With the task of going through a state Senate confirmation process approaching, Gov. Eric Greitens’ picks to the Missouri State Board of Education successfully sped up the process of finding an education commissioner over the objections of the board’s president.
The governor’s five nominees outflanked three other board members during a teleconference Thursday to open and close the application process for a new education commissioner before an early January meeting. The board fired Commissioner Margie Vandeven Dec. 1 over objections of lawmakers from both sides as well as leaders and supporters of traditional school districts.
The board voted to open applications for the commissioner position on Friday morning. Applications will be due in about three weeks on Jan. 8, the day before the board’s monthly meeting.
Eddy Justice, one of the unconfirmed members, is among those who’ve said they desire a robust national search for a education chief. But Justice and the other four balked at the idea of collecting input for an updated list of commissioner qualifications or hiring a search firm before opening up the application window.
“I think it gets the ball going,” Justice told fellow members. “I don’t think we want to drag our feet on the getting the ball going.”
Justice emphasized that the board will likely not pick a commissioner during its Jan. 9 meeting, but rather assess whether they have sufficient applicants — or need to reopen the search process.
“I can’t speak for the other board members, but if I were to estimate it, I would say if a commissioner is hired on the 9th it would be against my better judgment,” Justice said in a telephone interview.

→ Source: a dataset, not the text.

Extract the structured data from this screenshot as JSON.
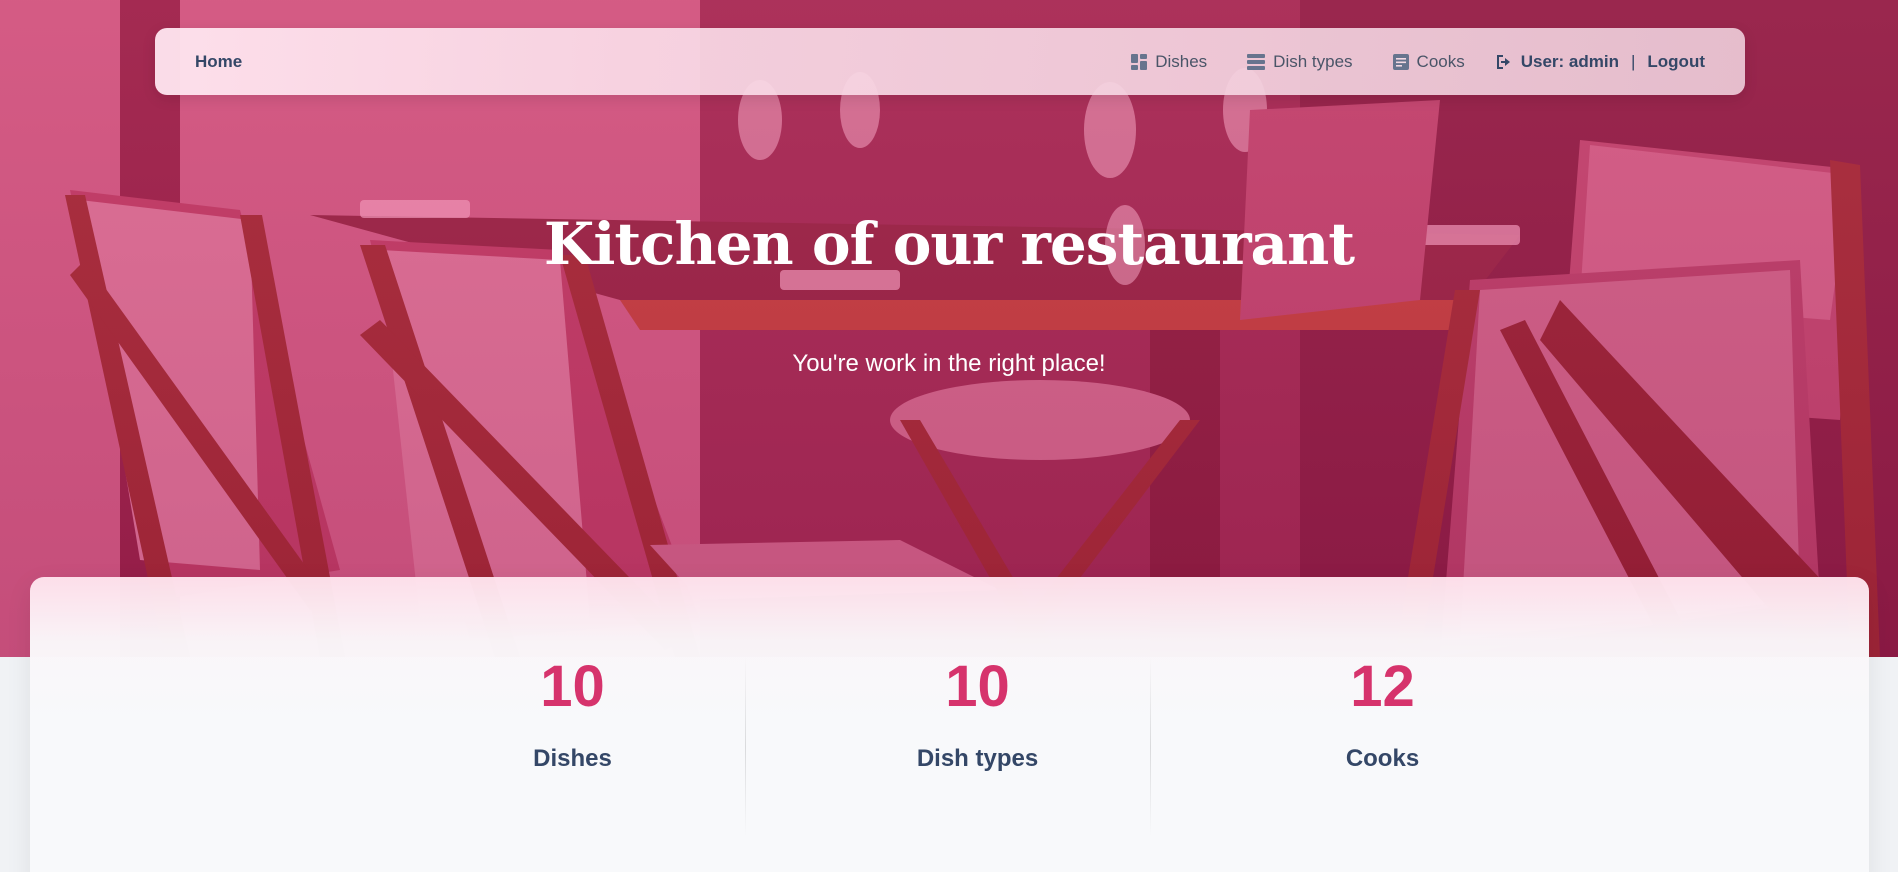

Justice is on a three-member subcommittee that will solicit input from lawmakers and educators on what the board should look for in selecting a commissioner.
Vic Lenz, a board member from St. Louis County who opposed firing Vandeven said “it’s a slap in the face” if the application goes out before getting input from lawmakers and educators.
“I think that is a really short time frame to fill a position as important as the commissioner of education,” said board president Charlie Shields, who wanted to keep the window open to mid February.
Three years ago when the position was last open, the board took applications for a month before settling on Vandeven, an internal candidate.
It’s expected Greitens wants a new commissioner who is more supportive of charter school expansion and public funds available to students to attend private schools. He hasn’t outlined specific objections to Vandeven or what he’s looking for in a replacement but said Missouri’s education leaders are “bureaucrats” that don’t have students’ best interests in mind.
After the board voted to oust Vandeven, Sen. Gary Romine, R-Farmington, threatened to filibuster Greitens’ nominees to the state board when the legislature reconvenes in January. Romine reiterated that course of action during an appearance on the Politically Speaking podcast on Wednesday.
Asked if Romine’s threats played any role in determining the hiring process for a new commissioner, Justice replied: “No. And like I told you the last time we talked, I made a commitment to make decisions for what’s best for the 900,000 Missouri students.”
“And if I make a decision based on my Senate confirmation against what’s best for Missouri students, then I’ve violated my own integrity and I refuse to do that,” he said.
Before the board's regularly scheduled Jan. 9 meeting, it's slated to have a public hearing for Jan. 8 at 2 p.m. in Jefferson City.
St. Louis Public Radio’s Jason Rosenbaum contributed to this report.